Skinęły do siebie, a potem Channary zasiadła na stanowisku obok. Odchrząknęła znacząco, co Ellyse postanowiła zignorować.
– Kiedy wejdziemy do tych pieprzonych kokonów? – odezwała się Sang.
– Mniej więcej dwie godziny po starcie – odparła służbowym tonem Nozomi. – Zazwyczaj tyle zajmuje sprawdzenie wszystkich systemów.
– Jak dla mnie to absurd.
Nie po raz pierwszy Ellyse przekonała się, że Channary szuka okazji, żeby zamienić kilka słów. Niespecjalnie jednak ją to interesowało. Przez moment panowała błoga cisza.
– Ile zajmie nam podróż?
– Około pięćdziesięciu lat, pani porucznik.

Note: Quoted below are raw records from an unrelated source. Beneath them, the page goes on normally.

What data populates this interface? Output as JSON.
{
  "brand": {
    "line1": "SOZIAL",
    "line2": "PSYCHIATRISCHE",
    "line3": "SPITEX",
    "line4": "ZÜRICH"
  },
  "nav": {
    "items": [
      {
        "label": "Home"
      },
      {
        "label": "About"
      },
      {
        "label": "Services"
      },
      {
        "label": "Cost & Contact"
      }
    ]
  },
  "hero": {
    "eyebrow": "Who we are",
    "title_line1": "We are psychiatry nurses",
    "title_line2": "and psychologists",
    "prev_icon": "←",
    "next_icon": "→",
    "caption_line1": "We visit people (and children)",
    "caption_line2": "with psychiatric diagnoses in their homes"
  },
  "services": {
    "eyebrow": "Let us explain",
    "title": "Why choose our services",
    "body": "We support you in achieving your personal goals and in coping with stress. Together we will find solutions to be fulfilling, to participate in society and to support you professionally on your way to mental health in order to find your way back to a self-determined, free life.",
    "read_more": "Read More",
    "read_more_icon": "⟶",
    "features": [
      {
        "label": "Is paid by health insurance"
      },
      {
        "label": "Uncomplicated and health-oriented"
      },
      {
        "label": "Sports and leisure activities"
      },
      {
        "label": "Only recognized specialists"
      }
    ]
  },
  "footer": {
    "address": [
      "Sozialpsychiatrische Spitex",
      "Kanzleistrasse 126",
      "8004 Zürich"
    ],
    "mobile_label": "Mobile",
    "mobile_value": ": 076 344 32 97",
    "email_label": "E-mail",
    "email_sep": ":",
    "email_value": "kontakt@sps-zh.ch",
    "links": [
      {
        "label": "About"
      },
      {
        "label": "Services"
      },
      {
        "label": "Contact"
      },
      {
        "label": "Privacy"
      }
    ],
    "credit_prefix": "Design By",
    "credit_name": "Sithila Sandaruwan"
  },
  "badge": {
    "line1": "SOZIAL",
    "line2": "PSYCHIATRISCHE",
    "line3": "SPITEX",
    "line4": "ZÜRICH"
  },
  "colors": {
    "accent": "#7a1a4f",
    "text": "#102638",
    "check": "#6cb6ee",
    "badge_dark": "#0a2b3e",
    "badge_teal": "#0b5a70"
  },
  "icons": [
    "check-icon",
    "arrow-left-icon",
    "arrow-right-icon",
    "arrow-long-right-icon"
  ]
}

– A więc tym bardziej to przedsięwzięcie pozbawione sensu – bąknęła Khmerka. – Zanim tam dolecimy, wszyscy pomrą. O ile już nie pomarli.
– Być może.
– Więc po co się fatygować?
– By kontynuować misję – odparła niechętnie Ellyse. – Ktoś musi doprowadzić Accipitera do celu.
– W porządku, załóżmy, że masz rację – powiedziała Channary, obracając się do rozmówczyni. – Uznajmy, że dowództwo spisało już ludzi na straty, liczy się tylko statek.
Nozomi skinęła głową.
– W takim razie dlaczego tak się spieszyć? Po co wysyłać jednostkę, która nie ma odpowiedniego zaplecza personalnego? Piętnastu ludzi? Niezła armia kolonizacyjna.
– Być może chcą dotrzymać terminu.
Plus minus pięćdziesiąt lat, pomyślała Nozomi.
– Nie kosztem misji, Ellyse. Nie pozwoliliby sobie na to.
Nozomi obróciła się ku Khmerce.
– Więc dlaczego tak się spieszą, pani zdaniem?
– Ty mi powiedz – odparła Sang, wskazując na szereg wyświetlaczy. – Bo przypuszczam, że ma to coś wspólnego z wiadomością, którą otrzymałaś.
– Nie sądzę.
Channary zamilkła, wzruszając ramionami. Przez moment obie wpatrywały się w krótki przekaz z pokładu Accipitera. Ellyse musiała przyznać, że argumenty jej rozmówczyni nie były pozbawione sensu. Jeśli dowództwo chciało uratować statek i misję – a nie załogę – nie było dobrego powodu, by tak się spieszyć. Rok w jedną czy drugą stronę nie robił żadnej różnicy, jeśli wziąć pod uwagę, ile czasu zajmie podróż. Skąd więc ten pośpiech? Nozomi nie mogła znaleźć odpowiedzi na to pytanie. Zaczynała za to coraz bardziej obawiać się, że nie powróci z tej misji.